Local News

Post Falls company under fire for racist image

POST FALLS, Idaho - A Post Falls company has come under fire for what many are calling a racist image posted on the side of its trucks.

The drawings feature a caricature of a young African-American girl eating watermelon.

Some are calling for Dixie Services to take those images down, but the owner says they are historical, and not racist.

Jim Valentine, the owner of Dixie Services, says it fits the image he wants to portray, which promotes the good and happy times for many people in American history.

His landscaping company also uses the confederate flag as a logo.

“This kind of hatred thing that's been built up around the Confederate flag, there's a lot of goodness and happiness and it's a part of history and a part of heritage, so we put the name on our company,” he said.

Valentine says his company is about promoting the happy spirit that was alive in the South.

So when he saw this image of a smiling young black girl eating watermelon, he saw nothing wrong with the drawing.

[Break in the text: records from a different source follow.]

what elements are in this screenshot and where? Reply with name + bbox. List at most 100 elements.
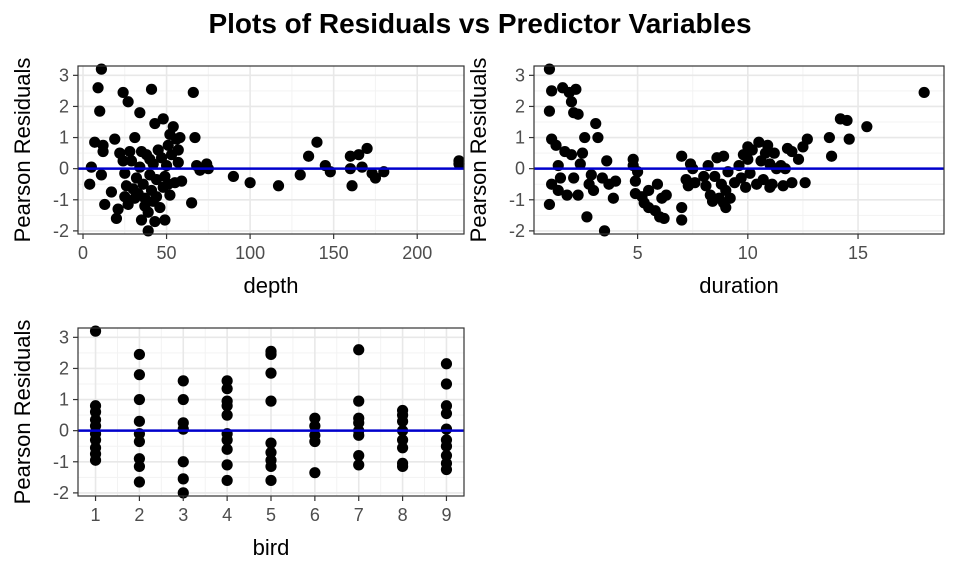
data-point: [676, 201, 688, 214]
data-point: [396, 442, 409, 454]
data-point: [133, 369, 146, 381]
y-tick-label: 1: [59, 390, 69, 410]
data-point: [440, 378, 453, 390]
data-point: [125, 155, 138, 167]
data-point: [265, 348, 277, 361]
data-point: [651, 178, 664, 190]
data-point: [129, 131, 141, 144]
data-point: [147, 158, 159, 170]
x-tick-label: 0: [78, 243, 88, 263]
data-point: [709, 170, 721, 183]
data-point: [786, 145, 798, 158]
data-point: [724, 192, 736, 204]
data-point: [177, 393, 189, 406]
data-point: [159, 214, 171, 226]
data-point: [768, 147, 780, 159]
data-point: [187, 86, 199, 99]
data-point: [145, 83, 158, 95]
data-point: [311, 136, 323, 148]
data-point: [149, 117, 161, 130]
data-point: [786, 177, 798, 189]
data-point: [590, 117, 602, 130]
data-point: [740, 181, 752, 193]
data-point: [353, 449, 365, 462]
data-point: [543, 63, 556, 75]
data-point: [134, 161, 146, 173]
data-point: [97, 145, 109, 158]
data-point: [85, 161, 97, 173]
data-point: [112, 203, 124, 215]
data-point: [265, 474, 277, 487]
data-point: [167, 121, 179, 133]
data-point: [353, 459, 365, 471]
x-tick-label: 6: [310, 505, 320, 525]
data-point: [353, 395, 365, 407]
data-point: [762, 139, 774, 151]
x-tick-label: 100: [235, 243, 265, 263]
data-point: [353, 344, 365, 356]
data-point: [162, 139, 174, 151]
y-tick-label: -2: [53, 221, 69, 241]
y-axis-title: Pearson Residuals: [10, 58, 35, 243]
data-point: [550, 139, 562, 151]
data-point: [585, 169, 597, 181]
y-tick-label: -2: [509, 221, 525, 241]
data-point: [629, 175, 641, 187]
y-tick-label: 2: [59, 358, 69, 378]
chart-title: Plots of Residuals vs Predictor Variable…: [208, 8, 752, 39]
data-point: [142, 206, 154, 218]
x-tick-label: 7: [354, 505, 364, 525]
data-point: [89, 454, 102, 466]
y-tick-label: -1: [509, 190, 525, 210]
data-point: [579, 131, 591, 144]
data-point: [164, 189, 176, 201]
data-point: [552, 184, 564, 197]
y-axis-title: Pearson Residuals: [466, 58, 491, 243]
data-point: [294, 169, 306, 181]
data-point: [843, 133, 855, 145]
x-axis-title: duration: [699, 273, 779, 298]
data-point: [265, 437, 277, 449]
data-point: [221, 474, 233, 487]
data-point: [265, 446, 277, 459]
data-point: [572, 189, 584, 201]
y-tick-label: 2: [515, 96, 525, 116]
y-tick-label: 0: [515, 159, 525, 179]
data-point: [133, 435, 146, 448]
data-point: [918, 86, 930, 99]
data-point: [221, 383, 233, 395]
data-point: [742, 153, 754, 165]
data-point: [396, 460, 409, 473]
chart-panel-3: -2 -1 0 1 2 3 1 2 3 4 5 6 7 8 9 bird Pearson Residuals: [10, 320, 465, 560]
x-tick-label: 4: [222, 505, 232, 525]
data-point: [440, 358, 453, 370]
data-point: [574, 158, 586, 170]
data-point: [609, 175, 622, 187]
data-point: [356, 161, 368, 173]
data-point: [344, 150, 356, 162]
y-tick-label: -2: [53, 483, 69, 503]
data-point: [440, 423, 453, 435]
data-point: [177, 423, 189, 435]
data-point: [89, 325, 102, 337]
data-point: [95, 169, 107, 181]
x-tick-label: 8: [398, 505, 408, 525]
data-point: [689, 177, 701, 189]
data-point: [353, 417, 365, 429]
y-tick-label: 1: [59, 128, 69, 148]
x-axis-title: bird: [253, 535, 290, 560]
data-point: [576, 147, 589, 159]
data-point: [361, 142, 373, 155]
data-point: [660, 189, 672, 201]
data-point: [124, 145, 136, 158]
data-point: [133, 393, 146, 406]
data-point: [265, 395, 277, 407]
data-point: [543, 105, 556, 117]
data-point: [565, 149, 578, 161]
data-point: [177, 456, 189, 468]
data-point: [735, 172, 747, 184]
x-tick-label: 9: [441, 505, 451, 525]
x-tick-label: 50: [157, 243, 177, 263]
data-point: [601, 155, 613, 167]
data-point: [221, 434, 233, 446]
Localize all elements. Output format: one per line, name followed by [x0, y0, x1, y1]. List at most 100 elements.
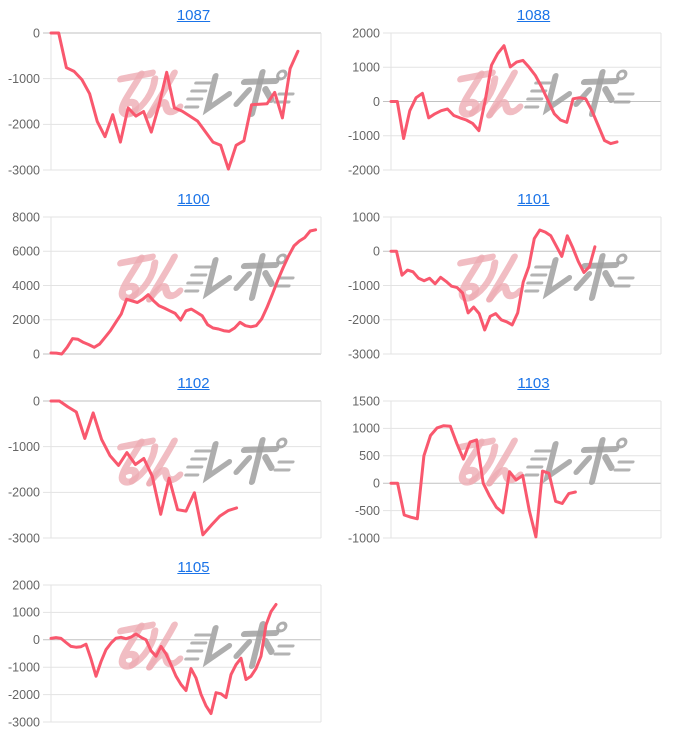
watermark-gray-glyph — [542, 441, 573, 484]
watermark-gray-glyph — [233, 455, 253, 475]
watermark-handakuten — [276, 621, 288, 633]
chart-title-link-1088[interactable]: 1088 — [516, 7, 551, 24]
chart-block-1087: 1087 0 -1000 -2000 -3000 みんレポ — [6, 6, 336, 178]
watermark-gray-glyph — [542, 73, 573, 116]
watermark-gray-glyph — [580, 446, 620, 453]
y-tick-label: -1000 — [348, 129, 380, 143]
chart-block-1101: 1101 1000 0 -1000 -2000 -3000 みんレポ — [346, 190, 676, 362]
chart-block-1105: 1105 2000 1000 0 -1000 -2000 -3000 みんレポ — [6, 558, 336, 730]
watermark-gray-glyph — [573, 455, 593, 475]
y-tick-label: -2000 — [348, 163, 380, 177]
y-axis-labels: 1500 1000 500 0 -500 -1000 — [348, 394, 380, 545]
chart-title-link-1101[interactable]: 1101 — [517, 191, 550, 208]
y-tick-label: 2000 — [12, 313, 40, 327]
series-line-1102 — [49, 399, 239, 537]
y-tick-label: -1000 — [8, 661, 40, 675]
y-axis-labels: 0 -1000 -2000 -3000 — [8, 394, 40, 545]
y-tick-label: 0 — [373, 477, 380, 491]
y-tick-label: 0 — [33, 633, 40, 647]
y-tick-label: 500 — [359, 449, 380, 463]
series-line-1103 — [389, 424, 577, 539]
y-tick-label: 0 — [33, 394, 40, 408]
y-tick-label: 2000 — [352, 26, 380, 40]
chart-title: 1102 — [6, 374, 336, 393]
watermark-pink-glyph — [128, 627, 159, 669]
y-tick-label: 1500 — [352, 394, 380, 408]
y-tick-label: -3000 — [8, 531, 40, 545]
chart-title-link-1102[interactable]: 1102 — [177, 375, 210, 392]
watermark-gray-glyph — [233, 271, 253, 291]
watermark-pink-glyph — [146, 99, 184, 119]
y-axis-labels: 0 -1000 -2000 -3000 — [8, 26, 40, 177]
watermark-minrepo: みんレポ — [117, 437, 295, 487]
chart-canvas-1087: 0 -1000 -2000 -3000 みんレポ — [8, 26, 322, 177]
y-tick-label: 6000 — [12, 245, 40, 259]
watermark-pink-glyph — [486, 283, 524, 303]
series-line-1105 — [49, 603, 278, 715]
watermark-gray-glyph — [602, 86, 615, 103]
watermark-gray-glyph — [573, 271, 593, 291]
watermark-handakuten — [276, 437, 288, 449]
watermark-gray-glyph — [202, 625, 233, 668]
watermark-pink-glyph — [458, 70, 485, 118]
chart-title: 1088 — [346, 6, 676, 25]
y-axis-labels: 1000 0 -1000 -2000 -3000 — [348, 210, 380, 361]
watermark-gray-glyph — [240, 262, 280, 269]
watermark-pink-glyph — [118, 70, 145, 118]
watermark-gray-glyph — [240, 446, 280, 453]
y-axis-labels: 2000 1000 0 -1000 -2000 -3000 — [8, 578, 40, 729]
watermark-handakuten — [616, 69, 628, 81]
watermark-minrepo: みんレポ — [117, 621, 295, 671]
watermark-gray-glyph — [588, 437, 606, 485]
watermark-gray-glyph — [580, 78, 620, 85]
chart-title-link-1087[interactable]: 1087 — [176, 7, 211, 24]
y-tick-label: 2000 — [12, 578, 40, 592]
watermark-gray-glyph — [262, 638, 275, 655]
chart-block-1100: 1100 8000 6000 4000 2000 0 みんレポ — [6, 190, 336, 362]
series-line-1088 — [389, 44, 619, 146]
watermark-minrepo: みんレポ — [117, 69, 295, 119]
chart-canvas-1105: 2000 1000 0 -1000 -2000 -3000 みんレポ — [8, 578, 322, 729]
watermark-gray-glyph — [233, 639, 253, 659]
y-tick-label: -500 — [355, 504, 380, 518]
y-tick-label: -3000 — [348, 347, 380, 361]
series-line-1101 — [389, 228, 597, 332]
y-tick-label: 0 — [33, 347, 40, 361]
watermark-handakuten — [616, 253, 628, 265]
watermark-minrepo: みんレポ — [117, 253, 295, 303]
y-tick-label: -1000 — [348, 279, 380, 293]
watermark-gray-glyph — [202, 73, 233, 116]
chart-title-link-1105[interactable]: 1105 — [177, 559, 210, 576]
watermark-handakuten — [616, 437, 628, 449]
y-tick-label: -1000 — [348, 531, 380, 545]
watermark-pink-glyph — [458, 254, 485, 302]
chart-canvas-1101: 1000 0 -1000 -2000 -3000 みんレポ — [348, 210, 662, 361]
gridlines — [43, 584, 321, 723]
y-axis-labels: 8000 6000 4000 2000 0 — [12, 210, 40, 361]
watermark-pink-glyph — [468, 443, 499, 485]
y-tick-label: -3000 — [8, 715, 40, 729]
watermark-pink-glyph — [468, 75, 499, 117]
gridlines — [383, 216, 661, 355]
watermark-gray-glyph — [262, 270, 275, 287]
y-tick-label: 0 — [33, 26, 40, 40]
watermark-pink-glyph — [146, 651, 184, 671]
chart-title: 1105 — [6, 558, 336, 577]
chart-canvas-1100: 8000 6000 4000 2000 0 みんレポ — [12, 210, 322, 361]
y-tick-label: -2000 — [348, 313, 380, 327]
watermark-gray-glyph — [602, 454, 615, 471]
watermark-gray-glyph — [588, 69, 606, 117]
y-tick-label: 1000 — [352, 210, 380, 224]
series-line-1087 — [49, 31, 300, 171]
chart-block-1102: 1102 0 -1000 -2000 -3000 みんレポ — [6, 374, 336, 546]
chart-title-link-1103[interactable]: 1103 — [517, 375, 550, 392]
y-tick-label: 4000 — [12, 279, 40, 293]
watermark-pink-glyph — [486, 99, 524, 119]
chart-title-link-1100[interactable]: 1100 — [177, 191, 210, 208]
y-tick-label: 1000 — [352, 422, 380, 436]
watermark-pink-glyph — [118, 254, 145, 302]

But reaction to the picture was quick online.

Nick Lee, a Coeur d'Alene resident, posted the picture to his Facebook page, expressing his outrage.

Soon, hundreds of other Facebook users chimed in.

“There is nothing more obscene than seeing an exaggerated, racist version of an African on a business logo on a business truck cruising around town,” said Lee.

Ask Valentine, though, whose wife is West Indian, and there's nothing racist about the image.

“I was looking at it saying, 'is it the watermelon? Is it her hair?'” Valentine said. “And I know why they don't like it. It's cause she's smiling and a very happy child like a lot of children were in the 1800's.”

Valentine assured us he is not racist, and does not support how slaves were treated in the South.

“I'm sorry for anyone during that time that was mistreated,” said Valentine. “Sometimes you hear about the chains and all kinds of horror stories, and I'm sure they're there and I'm against all of that for any race.”

But Lee says there is only one way for the company to rectify this situation.

“Take it down, take it down immediately,” he said. “You can rock Confederate flags all you want, it doesn't bother me. But when you are targeting me with an image like that, it's not free speech anymore. It's obscene.”

This is not Valentine's first run-in with controversy.

A little more than ten years ago, the business made headlines when a readerboard outside appeared to lump pedophiles and gay people into the same category.

He told me today that the sign was in reference to his outrage over murderer Joseph Duncan.